I can only compare this contraction to the surprising sense of release I felt during the unequaled moment of my death. Yes, I instantly understood that the wretch wanted to kill me when he unexpectedly struck me with a stone and cracked my skull, but I didn’t believe he’d follow through. I suddenly realized I was a hopeful man, something I hadn’t been aware of while living my life in the shadows between workshop and household. I clung passionately to life with my nails, my fingers and my teeth, which I sank into his skin. I won’t bore you with the painful details of the subsequent blows I received.
When in the course of this agony I knew I would die, an incredible feeling of relief filled me.I felt this relief during the moment of departure;
my arrival to this side was soothing, like the dream of seeing oneself asleep.The snow- and mud-covered shoes of my murderer were the last things I noticed. I closed my eyes as if I were going to sleep, and I gently passed over.
My present complaint isn’t that my teeth have fallen like nuts into my bloody mouth, or even that my face has been maimed beyond recognition,
My troubled soul is anguished that my family and intimates, who, yes, think of me often, imagine me engaged in trivial dealings somewhere in Istanbul, or even chasing after another woman.
Enough! Find my body without delay, pray for me and have me buried.

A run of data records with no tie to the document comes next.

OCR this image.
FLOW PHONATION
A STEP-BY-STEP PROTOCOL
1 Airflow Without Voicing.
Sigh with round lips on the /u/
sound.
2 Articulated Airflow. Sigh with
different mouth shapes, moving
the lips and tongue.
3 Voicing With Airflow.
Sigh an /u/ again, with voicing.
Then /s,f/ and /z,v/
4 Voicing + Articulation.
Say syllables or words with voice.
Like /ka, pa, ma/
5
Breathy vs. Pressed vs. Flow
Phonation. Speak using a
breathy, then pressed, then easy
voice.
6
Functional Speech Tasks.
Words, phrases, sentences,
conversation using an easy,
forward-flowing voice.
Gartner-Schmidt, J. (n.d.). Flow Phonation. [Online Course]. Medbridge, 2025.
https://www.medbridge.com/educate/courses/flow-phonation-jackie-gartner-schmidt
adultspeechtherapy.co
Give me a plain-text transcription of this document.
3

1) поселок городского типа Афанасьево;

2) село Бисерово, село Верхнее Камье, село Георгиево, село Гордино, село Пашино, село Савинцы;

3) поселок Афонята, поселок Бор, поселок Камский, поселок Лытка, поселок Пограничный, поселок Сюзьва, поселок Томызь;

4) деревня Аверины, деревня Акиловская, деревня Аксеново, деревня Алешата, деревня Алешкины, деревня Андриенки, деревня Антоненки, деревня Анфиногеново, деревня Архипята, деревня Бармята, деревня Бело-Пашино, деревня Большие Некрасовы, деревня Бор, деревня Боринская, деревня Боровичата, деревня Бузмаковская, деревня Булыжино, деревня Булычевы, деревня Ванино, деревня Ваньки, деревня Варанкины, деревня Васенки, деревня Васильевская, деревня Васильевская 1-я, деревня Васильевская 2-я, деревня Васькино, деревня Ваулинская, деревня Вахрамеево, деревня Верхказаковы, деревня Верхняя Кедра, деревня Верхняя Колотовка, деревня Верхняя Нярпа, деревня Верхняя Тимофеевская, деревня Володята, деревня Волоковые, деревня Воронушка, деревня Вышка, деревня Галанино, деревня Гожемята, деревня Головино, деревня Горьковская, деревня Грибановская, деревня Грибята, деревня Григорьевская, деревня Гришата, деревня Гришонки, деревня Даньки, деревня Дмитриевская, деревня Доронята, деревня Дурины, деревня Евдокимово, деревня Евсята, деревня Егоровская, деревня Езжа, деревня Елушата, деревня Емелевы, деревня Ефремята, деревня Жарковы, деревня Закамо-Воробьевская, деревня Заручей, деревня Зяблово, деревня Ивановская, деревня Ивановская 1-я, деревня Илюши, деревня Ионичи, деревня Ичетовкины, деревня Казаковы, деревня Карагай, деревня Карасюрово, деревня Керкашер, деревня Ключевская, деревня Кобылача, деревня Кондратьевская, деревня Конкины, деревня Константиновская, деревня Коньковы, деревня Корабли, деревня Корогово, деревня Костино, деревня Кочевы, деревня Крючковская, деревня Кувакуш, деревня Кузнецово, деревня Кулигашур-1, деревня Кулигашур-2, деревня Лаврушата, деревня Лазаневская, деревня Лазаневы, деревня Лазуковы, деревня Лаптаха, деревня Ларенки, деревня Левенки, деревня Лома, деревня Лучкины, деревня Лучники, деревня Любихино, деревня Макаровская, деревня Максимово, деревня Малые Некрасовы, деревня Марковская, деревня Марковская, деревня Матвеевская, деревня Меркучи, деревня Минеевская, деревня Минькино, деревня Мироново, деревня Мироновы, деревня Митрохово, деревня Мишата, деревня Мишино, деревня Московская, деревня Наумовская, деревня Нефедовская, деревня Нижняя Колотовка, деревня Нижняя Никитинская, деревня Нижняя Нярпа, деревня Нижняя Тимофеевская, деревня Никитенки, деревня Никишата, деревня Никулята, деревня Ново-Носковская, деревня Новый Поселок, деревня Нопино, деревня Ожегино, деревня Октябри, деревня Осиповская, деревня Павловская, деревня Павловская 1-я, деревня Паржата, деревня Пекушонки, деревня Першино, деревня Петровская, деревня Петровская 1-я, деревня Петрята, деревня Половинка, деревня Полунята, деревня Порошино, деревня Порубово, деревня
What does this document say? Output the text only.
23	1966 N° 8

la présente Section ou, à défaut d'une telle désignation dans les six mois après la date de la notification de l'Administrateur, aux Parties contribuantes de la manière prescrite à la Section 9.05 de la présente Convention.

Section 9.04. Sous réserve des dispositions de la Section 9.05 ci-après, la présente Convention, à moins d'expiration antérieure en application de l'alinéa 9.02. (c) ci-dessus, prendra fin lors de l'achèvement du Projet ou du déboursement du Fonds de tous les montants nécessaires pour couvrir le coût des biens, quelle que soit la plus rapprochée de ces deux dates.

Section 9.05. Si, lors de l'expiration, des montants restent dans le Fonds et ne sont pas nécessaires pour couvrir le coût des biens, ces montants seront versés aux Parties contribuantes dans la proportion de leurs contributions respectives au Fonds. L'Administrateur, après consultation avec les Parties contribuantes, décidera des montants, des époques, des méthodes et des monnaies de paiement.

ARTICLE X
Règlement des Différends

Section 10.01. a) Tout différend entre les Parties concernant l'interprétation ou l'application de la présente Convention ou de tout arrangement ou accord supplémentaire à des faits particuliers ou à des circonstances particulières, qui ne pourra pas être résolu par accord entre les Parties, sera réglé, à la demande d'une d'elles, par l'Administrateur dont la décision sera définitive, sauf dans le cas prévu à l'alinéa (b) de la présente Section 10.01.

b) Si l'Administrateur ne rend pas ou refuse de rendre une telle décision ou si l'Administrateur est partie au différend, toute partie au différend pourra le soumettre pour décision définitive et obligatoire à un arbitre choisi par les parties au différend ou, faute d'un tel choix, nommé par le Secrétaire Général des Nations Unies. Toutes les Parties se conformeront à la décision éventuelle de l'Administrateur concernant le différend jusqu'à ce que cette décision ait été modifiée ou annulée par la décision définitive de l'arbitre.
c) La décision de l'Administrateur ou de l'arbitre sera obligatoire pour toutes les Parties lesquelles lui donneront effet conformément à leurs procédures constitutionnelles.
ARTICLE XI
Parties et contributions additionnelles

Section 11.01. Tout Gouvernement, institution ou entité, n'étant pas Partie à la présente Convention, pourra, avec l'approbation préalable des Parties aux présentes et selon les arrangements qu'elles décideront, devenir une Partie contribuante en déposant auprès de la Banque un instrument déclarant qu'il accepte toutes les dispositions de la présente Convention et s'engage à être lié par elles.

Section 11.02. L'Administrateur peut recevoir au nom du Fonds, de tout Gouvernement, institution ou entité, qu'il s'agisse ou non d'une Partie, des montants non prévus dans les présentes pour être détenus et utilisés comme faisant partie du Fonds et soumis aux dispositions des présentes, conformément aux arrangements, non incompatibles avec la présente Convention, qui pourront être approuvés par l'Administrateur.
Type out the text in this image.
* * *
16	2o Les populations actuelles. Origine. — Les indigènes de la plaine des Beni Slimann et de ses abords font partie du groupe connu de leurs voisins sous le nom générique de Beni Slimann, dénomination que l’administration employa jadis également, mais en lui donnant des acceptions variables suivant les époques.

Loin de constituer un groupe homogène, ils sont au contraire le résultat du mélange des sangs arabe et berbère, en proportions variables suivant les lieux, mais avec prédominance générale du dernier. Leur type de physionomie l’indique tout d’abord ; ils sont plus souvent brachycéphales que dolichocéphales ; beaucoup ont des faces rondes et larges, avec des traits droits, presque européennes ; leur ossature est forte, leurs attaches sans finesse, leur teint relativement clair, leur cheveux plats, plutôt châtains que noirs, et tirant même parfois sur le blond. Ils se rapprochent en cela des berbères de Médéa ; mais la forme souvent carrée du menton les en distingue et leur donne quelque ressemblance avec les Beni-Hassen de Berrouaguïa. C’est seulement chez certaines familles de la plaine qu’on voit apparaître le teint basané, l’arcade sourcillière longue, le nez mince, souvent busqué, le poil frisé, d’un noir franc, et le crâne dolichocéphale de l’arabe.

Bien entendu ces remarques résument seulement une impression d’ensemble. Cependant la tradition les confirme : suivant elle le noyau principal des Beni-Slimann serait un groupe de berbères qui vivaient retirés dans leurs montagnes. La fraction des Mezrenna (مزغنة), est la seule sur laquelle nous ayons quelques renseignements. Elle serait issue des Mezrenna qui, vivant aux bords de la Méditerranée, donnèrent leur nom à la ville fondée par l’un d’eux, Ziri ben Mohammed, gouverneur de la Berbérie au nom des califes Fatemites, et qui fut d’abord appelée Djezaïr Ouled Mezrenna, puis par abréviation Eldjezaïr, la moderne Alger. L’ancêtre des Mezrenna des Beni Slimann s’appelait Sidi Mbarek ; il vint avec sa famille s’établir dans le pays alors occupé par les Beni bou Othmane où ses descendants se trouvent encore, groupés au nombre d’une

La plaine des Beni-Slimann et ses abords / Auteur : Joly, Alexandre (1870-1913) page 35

Above all, find my murderer! For even if you bury me in the most magnificent of tombs, so long as that wretch remains free, I’ll writhe restlessly in my grave, waiting and infecting you all with faithlessness.
Find that son-of-a-whore murderer and I’ll tell you in detail just what I see in the Afterlife—but know this, after he’s caught, he must be tortured by slowly splintering eight or ten of his bones, preferably his ribs, with a vise before piercing his scalp with skewers made especially for the task by torturers and plucking out his disgusting, oily hair, strand by strand, so he shrieks each time.
Who is this murderer who vexes me so? Why has he killed me in such a surprising way? Be curious and mindful of these matters.
You say the world is full of base and worthless criminals? Perhaps this one did it, perhaps that one? In that case let me caution you: My death conceals an appalling conspiracy against our religion, our traditions and the way we see the world. Open your eyes, discover why the enemies of the life in which you believe, of the life you’re living, and of Islam, have destroyed me.
Learn why one day they might do the same to you.
One by one, everything predicted by the great preacher Nusret Hoja of Erzurum, to whom I’ve tearfully listened, is coming to pass.
Let me say also that if the situation into which we’ve fallen were described in a book, even the most expert of miniaturists could never hope to illustrate it.
As with the Koran—God forbid I’m misunderstood—the staggering power of such a book arises from the impossibility of its being depicted. I doubt you’ve fully comprehended this fact. Listen
Listen to me. When I was an apprentice, I too feared and thus ignored underlying truths and voices from beyond.I’d joke about such matters. But I’ve ended up in the depths of this deplorable well! It could happen to you, be wary.
Now, I’ve nothing left to do but hope for my thorough decay, so they can find me by tracing my stench. I’ve nothing to do but hope—and imagine the torture that some benevolent man will inflict upon that beastly murderer once he’s been caught.
After an absence of twelve years I entered Istanbul like a sleepwalker. “The earth called to him,” they say of men who are about to die, and in my case, it was death that drew me back to the city where I’d been born and raised.
When I first returned, I thought there was only death; later, I would also encounter love. Love, however, was a distant and forgotten thing, like my memories of having lived in the city.
It was in Istanbul, twelve years ago, that I fell helplessly in love with my young cousin.
Four years after I first left Istanbul, while traveling through the endless steppes, snow-covered mountains and melancholy cities of Persia, carrying letters and collecting taxes, I admitted to myself that I was slowly forgetting the face of the childhood love I’d left behind.
With growing panic, I tried desperately to remember her, only to realize that despite love, a face long not seen finally fades. During the sixth year I spent in the East, traveling or working as a secretary in the service of pashas, I knew that the face I imagined was no longer that of my beloved.
Later, in the eighth year, I forgot what I’d mistakenly called to mind in the sixth, and again visualized a completely different countenance.
In this way, by the twelfth year, when I returned to my city at the age of thirty-six, I was painfully aware that my beloved’s face had long since escaped me.
Many of my friends and relatives had died during my twelve-year exile.
I visited the cemetery overlooking the Golden Horn and prayed for my mother and for the uncles who’d passed away in my absence.
The earthy smell of mud mingled with my memories.
Someone had broken an earthenware pitcher beside my mother’s grave.
For whatever reason, gazing at the broken pieces, I began to cry.
Was I crying for the dead or because I was, strangely, still only at the beginning of my life after all these years?
Or was it because I’d come to the end of my life’s journey? A faint snow fell. Entranced by the flakes blowing here and there, I became so lost in the vagaries of my life that I didn’t notice the black dog staring at me from a dark corner of the cemetery.